In an interview with Foreign Policy, Meeks said he would make cybersecurity a top priority, particularly in the wake of a massive cyberattack that targeted U.S. government agencies and private companies last year. Russia’s Foreign Intelligence Service, the SVR, is believed to be behind the attack. Some experts describe the data breach as potentially the largest-ever espionage operation against the United States. 

Meeks criticized Trump for downplaying the massive data breach. “It doesn’t surprise me that the current president has always covered for Russia. It seems as though whatever Russia does, no matter what the evidence shows, he’s going to cover for Russia,” he said. 

The congressman also vowed to continue the Democratic-led committee’s investigations into allegations of mismanagement at the State Department under outgoing Secretary of State Mike Pompeo, even after Pompeo leaves office later this month. The committee has investigated whether Pompeo misused department resources for personal use and election-cycle politicking, including hosting lavish State Department dinners with top Republican donors as well as foreign dignitaries and addressing the Republican National Convention during official State Department travel to Israel. 

“I think that it’s important for the full committee to be looking at … what took place in what we do to remedy it so that it will never happen again,” he said. “I’m looking at how do we move forward, and how do we make sure that we don’t have the same kind of thing happen again? We’ve got to continue those investigations.”

Pompeo has repeatedly denied wrongdoing, and his allies in the White House, as well as Republican lawmakers, have accused the Democrats of launching investigations to score political points.

One of the biggest challenges for the incoming Biden administration—and for Congress—will be U.S.-Russia policy, which has cast a shadow over Trump’s White House for years.

In the final weeks of the Trump administration, the State Department has announced it would close the last two U.S. consulates in Russia, news that came within days of revelations about the massive data breach that implicated Russian intelligence services. 

Meeks rebuked the move and urged the State Department to reverse course and keep the consulates open, even amid heightened tensions between Washington and Moscow. 

“I generally, as a rule, want to see consulates open. I believe in diplomacy,” Meeks said. “Diplomacy means that you still … need to talk and you need to know what’s going on on the ground. If you remove your eyes and ears on the ground, I think that makes it harder to get it done.”

Former diplomats who served in Russia told Foreign Policy that consulates don’t just handle routine consular work like issuing visas but serve as valuable political and diplomatic antennae to advance U.S. interests in other countries outside their capitals. 

The State Department issued a notice to Congress last month that it would be shuttering the remaining two U.S. consulates in Russia—one in Vladivostok, a major port city in Russia’s far east, and one in Yekaterinburg, a city east of the Ural Mountains.
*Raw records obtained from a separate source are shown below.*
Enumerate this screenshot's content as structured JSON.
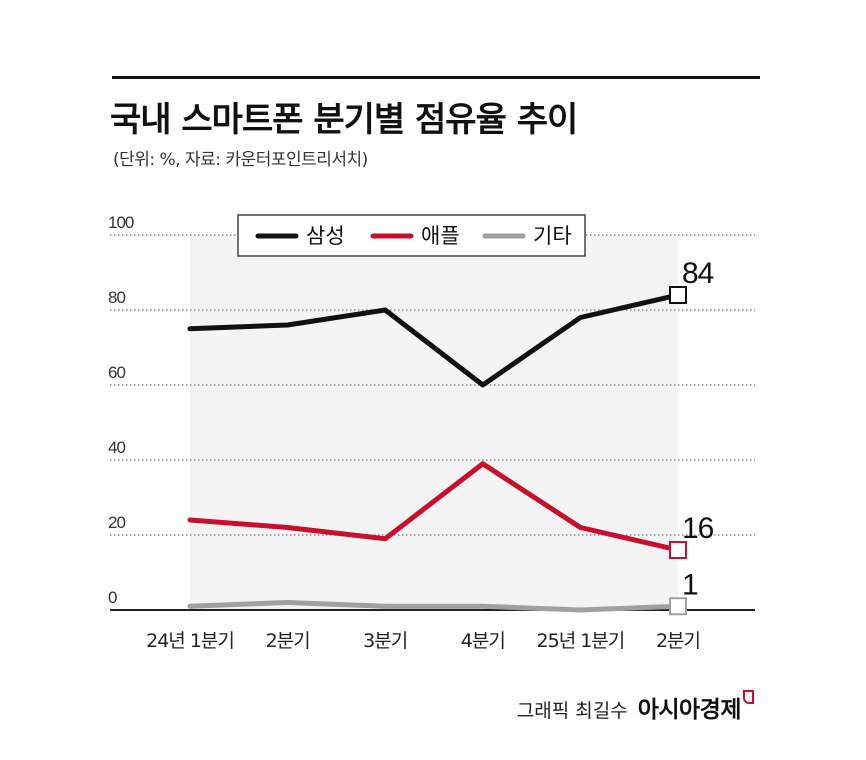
{
  "header": {
    "title": "국내 스마트폰 분기별 점유율 추이",
    "subtitle": "(단위: %, 자료: 카운터포인트리서치)"
  },
  "credit": {
    "label": "그래픽 최길수",
    "brand": "아시아경제"
  },
  "chart_data": {
    "type": "line",
    "categories": [
      "24년 1분기",
      "2분기",
      "3분기",
      "4분기",
      "25년 1분기",
      "2분기"
    ],
    "ylim": [
      0,
      100
    ],
    "yticks": [
      0,
      20,
      40,
      60,
      80,
      100
    ],
    "grid": true,
    "legend_position": "top",
    "series": [
      {
        "name": "삼성",
        "color": "#111111",
        "values": [
          75,
          76,
          80,
          60,
          78,
          84
        ],
        "end_label": "84"
      },
      {
        "name": "애플",
        "color": "#c8102e",
        "values": [
          24,
          22,
          19,
          39,
          22,
          16
        ],
        "end_label": "16"
      },
      {
        "name": "기타",
        "color": "#a0a0a0",
        "values": [
          1,
          2,
          1,
          1,
          0,
          1
        ],
        "end_label": "1"
      }
    ]
  }
}
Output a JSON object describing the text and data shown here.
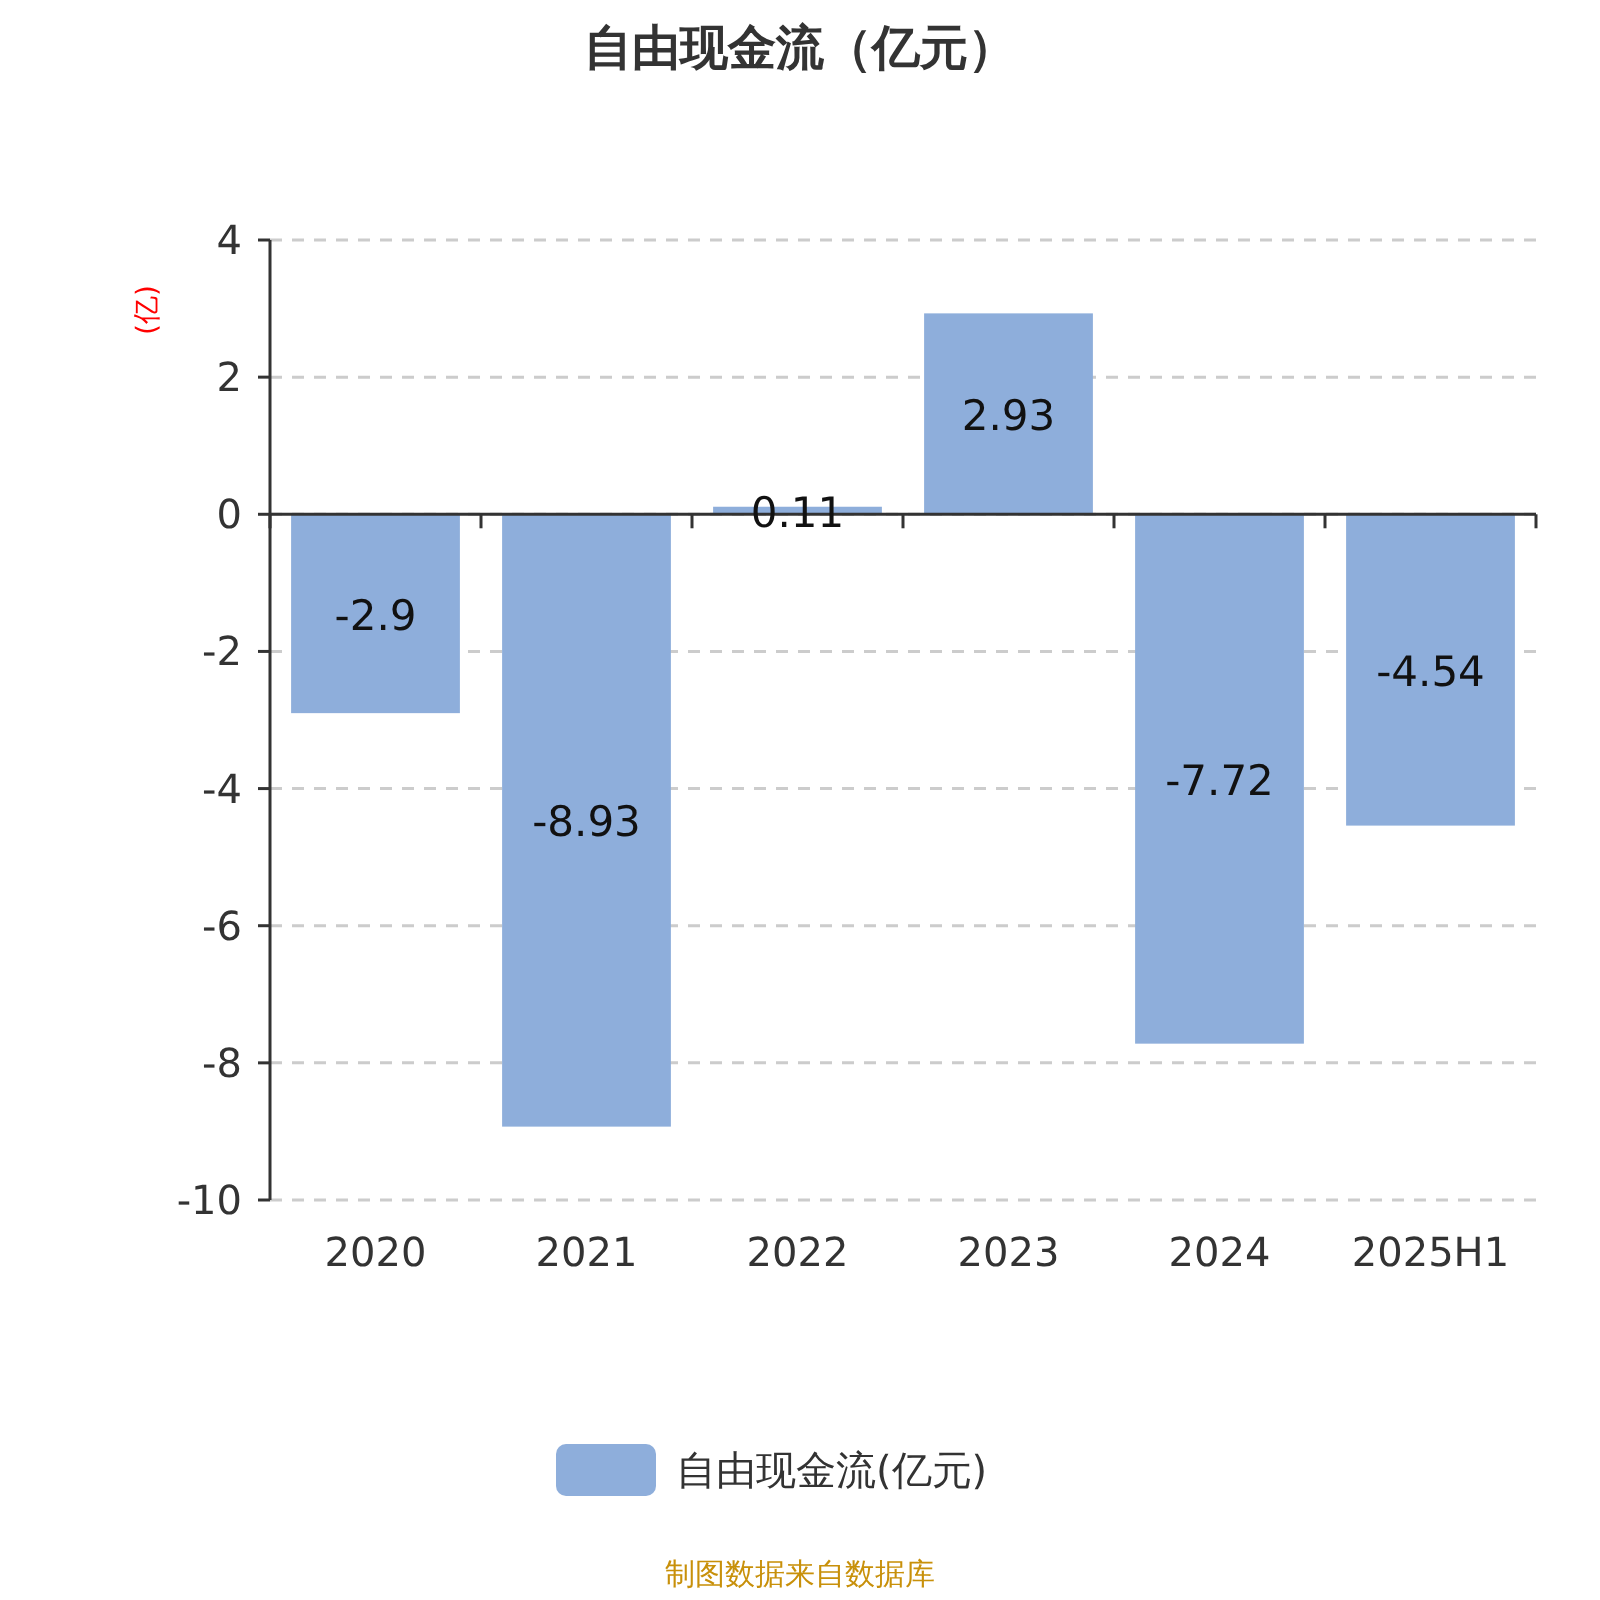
{
  "chart_data": {
    "type": "bar",
    "title": "自由现金流（亿元）",
    "ylabel": "(亿)",
    "categories": [
      "2020",
      "2021",
      "2022",
      "2023",
      "2024",
      "2025H1"
    ],
    "series": [
      {
        "name": "自由现金流(亿元)",
        "color": "#8eaedb",
        "values": [
          -2.9,
          -8.93,
          0.11,
          2.93,
          -7.72,
          -4.54
        ]
      }
    ],
    "ylim": [
      -10,
      4
    ],
    "yticks": [
      -10,
      -8,
      -6,
      -4,
      -2,
      0,
      2,
      4
    ],
    "grid": "y",
    "legend": "bottom",
    "data_labels": true,
    "annotations": [
      "制图数据来自数据库"
    ]
  }
}
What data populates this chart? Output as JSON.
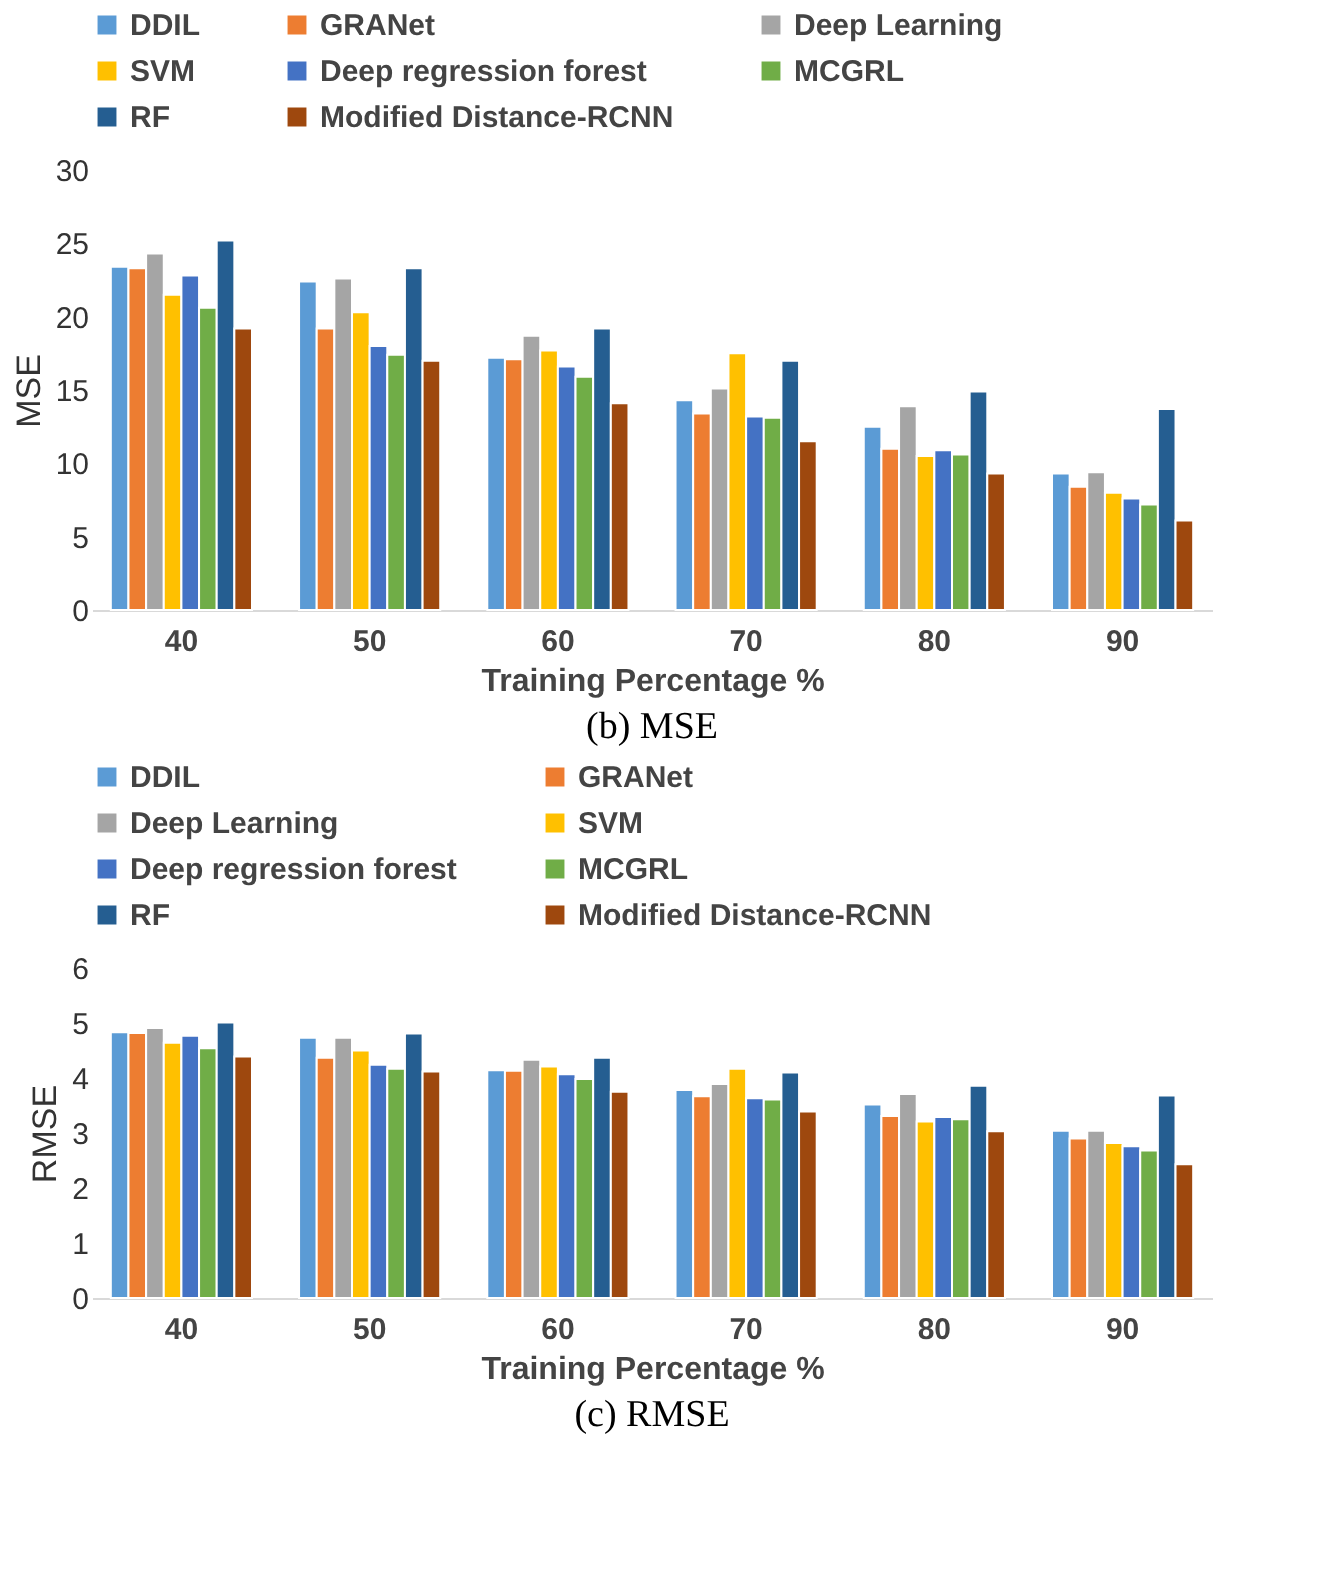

This would leave only one diplomatic outpost in Russia, the embassy in Moscow, for diplomacy and American citizen services as President-elect Joe Biden prepares to enter office. 

Meeks said now was not the time to shrink the United States’ diplomatic “footprint across the globe,” particularly as China’s diplomatic reach is expanding. “To have relationships, I think, with allies and adversaries means that you have to have a footprint on the ground,” he said. 

In the notice to Congress, dated on Dec. 10 and obtained by Foreign Policy, the State Department said the consulate closures were the result of “ongoing staffing challenges” created by Russia’s 2017 cap on U.S. diplomatic personnel. The notice did not give a time frame for when the consulates would be closed, and the State Department did not respond to additional requests for comment on whether the closures would happen before or after Biden took office.